Directora creativa / @eileenOrnot 

Sus padres sellaron su destino mutante cuando le pusieron un nombre que cada maestro, empleado administrativo y barista de gaStarbucks escribiría como le diera la gana. Antes de desperdiciar su oído absoluto y sus años frente al piano convirtiéndose en publicista, Eileen fue traductora, dealer de black jack, staff de un campamento cristiano gringo (sí, de esos espeluznantes que salen en las películas), manager de artistas poco prometedores, asistente de un hostal de campo en Toscana y estudiante de comunicación. Cuando se cansó de hacer carrera engañando a la gente para que llenara su vacío interior vaciando sus bolsillos, descubrió en la promoción cultural, la dirección editorial y las estrategias digitales las mieles del freelance que difícilmente volvería a abandonar por el Splenda® del consumismo.

Sacó el pecho plano de su padre, los huevos de su madre y la eternal juventud de su abuela materna, de quien aprendió a nunca desaprovechar la oportunidad de hablar con los loros, soñar con los ojos abiertos y jugar con los niños. Se acuerda de sus sueños todos los días, se cura la tristeza haciendo collage, viaja hasta cuando no le da el presupuesto y está a un año de graduarse como terapeuta psicocorporal, donde aprendió a reinventarse con cada nueva versión escrita de su nombre.

Fernando Victoria

Webmaster / @moszart

Tiene la teoría de que la tendencia hacia el estar bien informado o dentro del círculo del movimiento underground se ha visto incrementado en su generación debido a que se desarrolló junto a la globalización gracias a la llegada de la internet, lo que llevó a un nivel superior el “querer ser diferente”, cual se ha visto transitado por personajes que buscan el ser parte de lo no tan conocido, que a diferencia de cómo suena, es el nuevo cool. Su búsqueda desde adolescente lo llevó a hacer sus propios diseños web, empezando desde un customizable Myspace para después de unos años asentarse en WordPress. Nunca tuvo mucho que decir, pero ya teniendo una página web, alguien tenía que meter algo de texto. Así fue como su pasión por la música desbordó entre sus demás gustos y tomó poder de todos sus escritos, que antes que críticas rigurosas, fueron recomendaciones para sus amigos de preparatoria.

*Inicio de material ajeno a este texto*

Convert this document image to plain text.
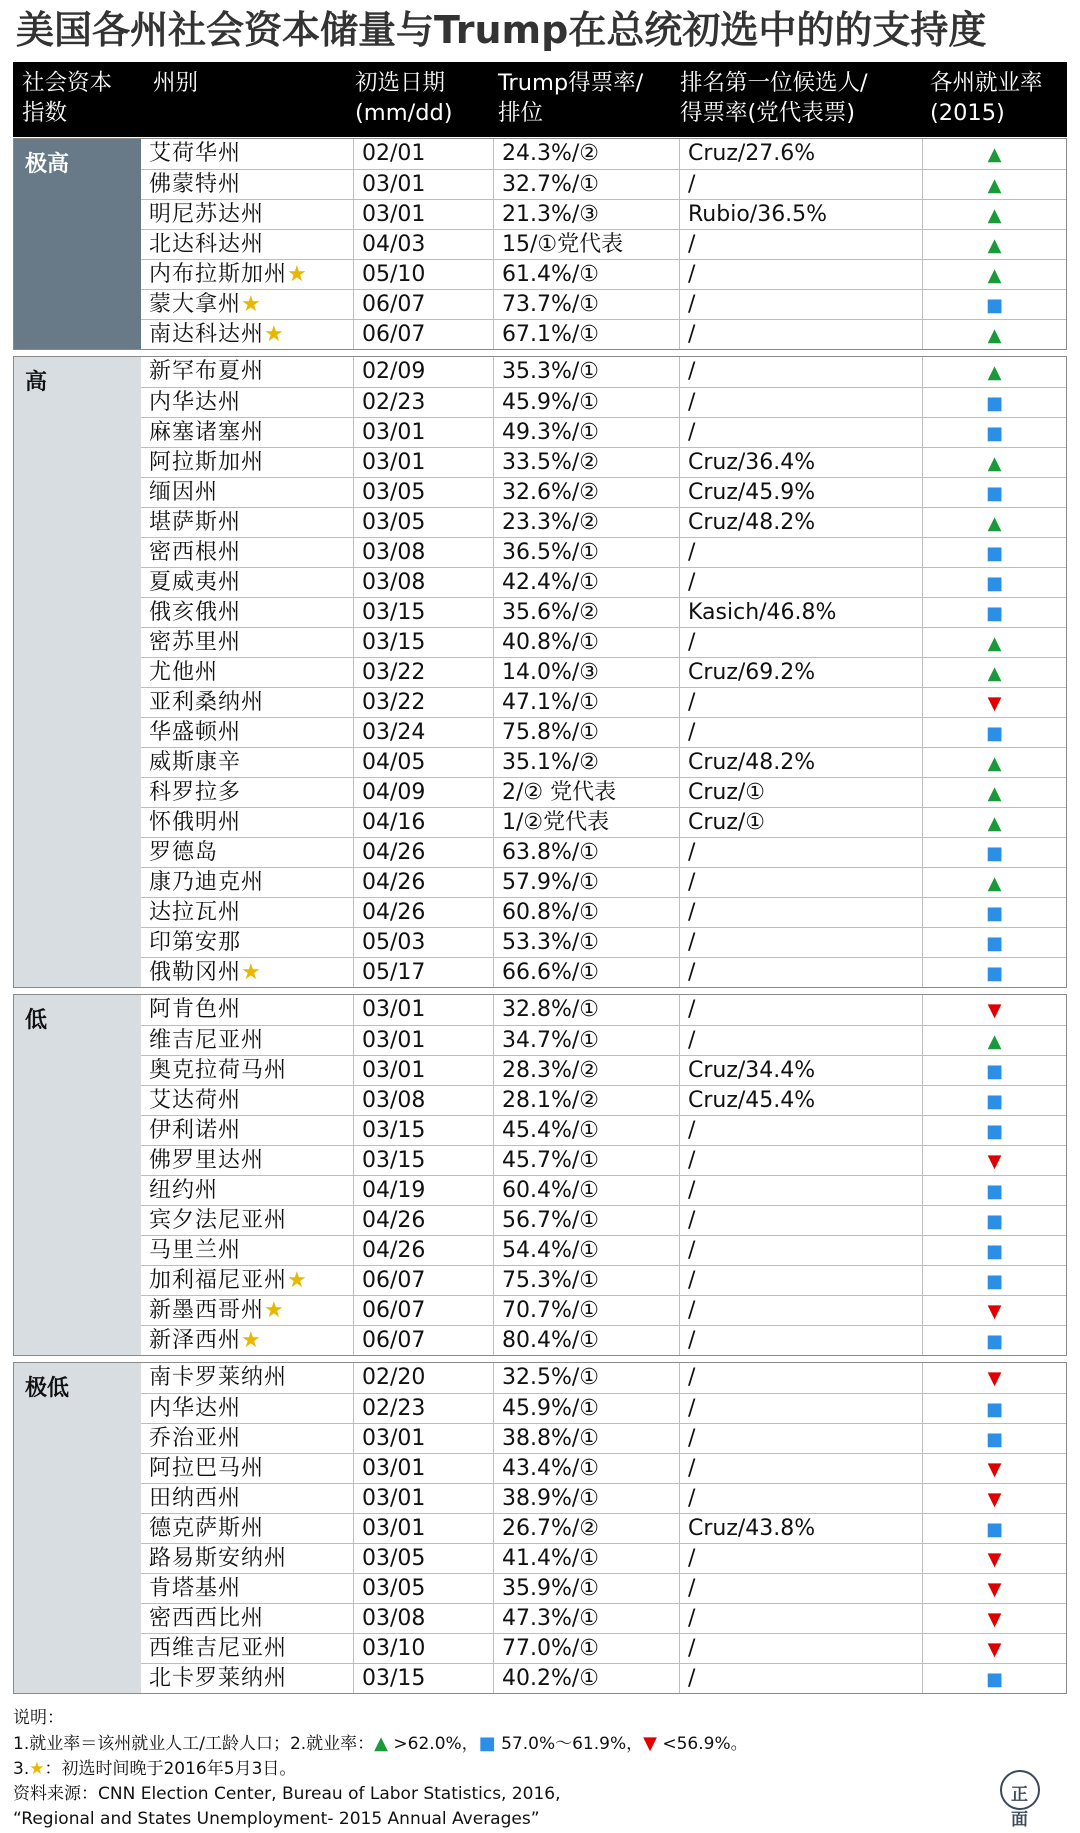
美国各州社会资本储量与Trump在总统初选中的的支持度
社会资本
指数
州别	初选日期
(mm/dd)
Trump得票率/
排位
排名第一位候选人/
得票率(党代表票)
各州就业率
(2015)
极高	艾荷华州	02/01	24.3%/②	Cruz/27.6%	▲
佛蒙特州	03/01	32.7%/①	/	▲
明尼苏达州	03/01	21.3%/③	Rubio/36.5%	▲
北达科达州	04/03	15/①党代表	/	▲
内布拉斯加州★	05/10	61.4%/①	/	▲
蒙大拿州★	06/07	73.7%/①	/	■
南达科达州★	06/07	67.1%/①	/	▲
高	新罕布夏州	02/09	35.3%/①	/	▲
内华达州	02/23	45.9%/①	/	■
麻塞诸塞州	03/01	49.3%/①	/	■
阿拉斯加州	03/01	33.5%/②	Cruz/36.4%	▲
缅因州	03/05	32.6%/②	Cruz/45.9%	■
堪萨斯州	03/05	23.3%/②	Cruz/48.2%	▲
密西根州	03/08	36.5%/①	/	■
夏威夷州	03/08	42.4%/①	/	■
俄亥俄州	03/15	35.6%/②	Kasich/46.8%	■
密苏里州	03/15	40.8%/①	/	▲
尤他州	03/22	14.0%/③	Cruz/69.2%	▲
亚利桑纳州	03/22	47.1%/①	/	▼
华盛顿州	03/24	75.8%/①	/	■
威斯康辛	04/05	35.1%/②	Cruz/48.2%	▲
科罗拉多	04/09	2/② 党代表	Cruz/①	▲
怀俄明州	04/16	1/②党代表	Cruz/①	▲
罗德岛	04/26	63.8%/①	/	■
康乃迪克州	04/26	57.9%/①	/	▲
达拉瓦州	04/26	60.8%/①	/	■
印第安那	05/03	53.3%/①	/	■
俄勒冈州★	05/17	66.6%/①	/	■
低	阿肯色州	03/01	32.8%/①	/	▼
维吉尼亚州	03/01	34.7%/①	/	▲
奥克拉荷马州	03/01	28.3%/②	Cruz/34.4%	■
艾达荷州	03/08	28.1%/②	Cruz/45.4%	■
伊利诺州	03/15	45.4%/①	/	■
佛罗里达州	03/15	45.7%/①	/	▼
纽约州	04/19	60.4%/①	/	■
宾夕法尼亚州	04/26	56.7%/①	/	■
马里兰州	04/26	54.4%/①	/	■
加利福尼亚州★	06/07	75.3%/①	/	■
新墨西哥州★	06/07	70.7%/①	/	▼
新泽西州★	06/07	80.4%/①	/	■
极低	南卡罗莱纳州	02/20	32.5%/①	/	▼
内华达州	02/23	45.9%/①	/	■
乔治亚州	03/01	38.8%/①	/	■
阿拉巴马州	03/01	43.4%/①	/	▼
田纳西州	03/01	38.9%/①	/	▼
德克萨斯州	03/01	26.7%/②	Cruz/43.8%	■
路易斯安纳州	03/05	41.4%/①	/	▼
肯塔基州	03/05	35.9%/①	/	▼
密西西比州	03/08	47.3%/①	/	▼
西维吉尼亚州	03/10	77.0%/①	/	▼
北卡罗莱纳州	03/15	40.2%/①	/	■
说明：
1.就业率＝该州就业人工/工龄人口；2.就业率：▲ >62.0%，■ 57.0%～61.9%，▼ <56.9%。
3.★：初选时间晚于2016年5月3日。
资料来源：CNN Election Center, Bureau of Labor Statistics, 2016,
“Regional and States Unemployment- 2015 Annual Averages”
正面
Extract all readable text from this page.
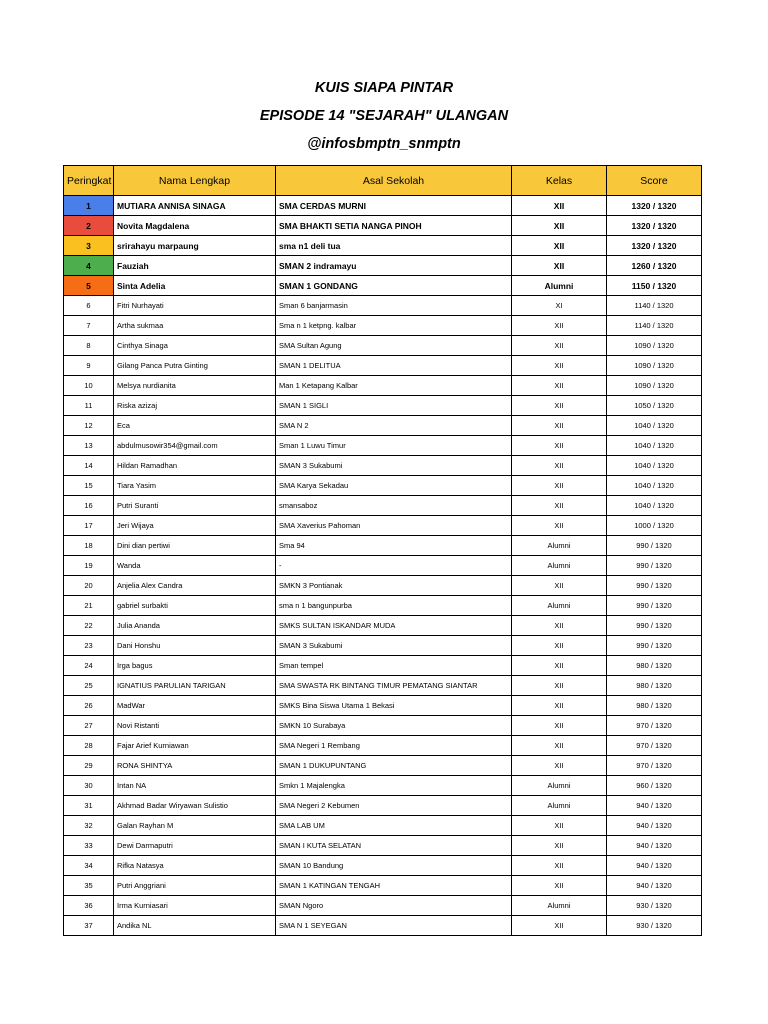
KUIS SIAPA PINTAR
EPISODE 14 "SEJARAH" ULANGAN
@infosbmptn_snmptn
Peringkat	Nama Lengkap	Asal Sekolah	Kelas	Score
1	MUTIARA ANNISA SINAGA	SMA CERDAS MURNI	XII	1320 / 1320
2	Novita Magdalena	SMA BHAKTI SETIA NANGA PINOH	XII	1320 / 1320
3	srirahayu marpaung	sma n1 deli tua	XII	1320 / 1320
4	Fauziah	SMAN 2 indramayu	XII	1260 / 1320
5	Sinta Adelia	SMAN 1 GONDANG	Alumni	1150 / 1320
6	Fitri Nurhayati	Sman 6 banjarmasin	XI	1140 / 1320
7	Artha sukmaa	Sma n 1 ketpng. kalbar	XII	1140 / 1320
8	Cinthya Sinaga	SMA Sultan Agung	XII	1090 / 1320
9	Gilang Panca Putra Ginting	SMAN 1 DELITUA	XII	1090 / 1320
10	Melsya nurdianita	Man 1 Ketapang Kalbar	XII	1090 / 1320
11	Riska azizaj	SMAN 1 SIGLI	XII	1050 / 1320
12	Eca	SMA N 2	XII	1040 / 1320
13	abdulmusowir354@gmail.com	Sman 1 Luwu Timur	XII	1040 / 1320
14	Hildan Ramadhan	SMAN 3 Sukabumi	XII	1040 / 1320
15	Tiara Yasim	SMA Karya Sekadau	XII	1040 / 1320
16	Putri Suranti	smansaboz	XII	1040 / 1320
17	Jeri Wijaya	SMA Xaverius Pahoman	XII	1000 / 1320
18	Dini dian pertiwi	Sma 94	Alumni	990 / 1320
19	Wanda	-	Alumni	990 / 1320
20	Anjelia Alex Candra	SMKN 3 Pontianak	XII	990 / 1320
21	gabriel surbakti	sma n 1 bangunpurba	Alumni	990 / 1320
22	Julia Ananda	SMKS SULTAN ISKANDAR MUDA	XII	990 / 1320
23	Dani Honshu	SMAN 3 Sukabumi	XII	990 / 1320
24	Irga bagus	Sman tempel	XII	980 / 1320
25	IGNATIUS PARULIAN TARIGAN	SMA SWASTA RK BINTANG TIMUR PEMATANG SIANTAR	XII	980 / 1320
26	MadWar	SMKS Bina Siswa Utama 1 Bekasi	XII	980 / 1320
27	Novi Ristanti	SMKN 10 Surabaya	XII	970 / 1320
28	Fajar Arief Kurniawan	SMA Negeri 1 Rembang	XII	970 / 1320
29	RONA SHINTYA	SMAN 1 DUKUPUNTANG	XII	970 / 1320
30	Intan NA	Smkn 1 Majalengka	Alumni	960 / 1320
31	Akhmad Badar Wiryawan Sulistio	SMA Negeri 2 Kebumen	Alumni	940 / 1320
32	Galan Rayhan M	SMA LAB UM	XII	940 / 1320
33	Dewi Darmaputri	SMAN I KUTA SELATAN	XII	940 / 1320
34	Rifka Natasya	SMAN 10 Bandung	XII	940 / 1320
35	Putri Anggriani	SMAN 1 KATINGAN TENGAH	XII	940 / 1320
36	Irma Kurniasari	SMAN Ngoro	Alumni	930 / 1320
37	Andika NL	SMA N 1 SEYEGAN	XII	930 / 1320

Hoy en día combina dichas habilidades con las que ha jugado, experimentado y trabajado en los últimos veranos, todo con el fin de hacerse de espacios donde pueda dar soporte a bandas emergentes. Esto lo ha llevado a obtener una columna permanente en una revista impresa, a curar secciones musicales y a colaborar para algunos de los blogs más influyentes de la escena juvenil nacional.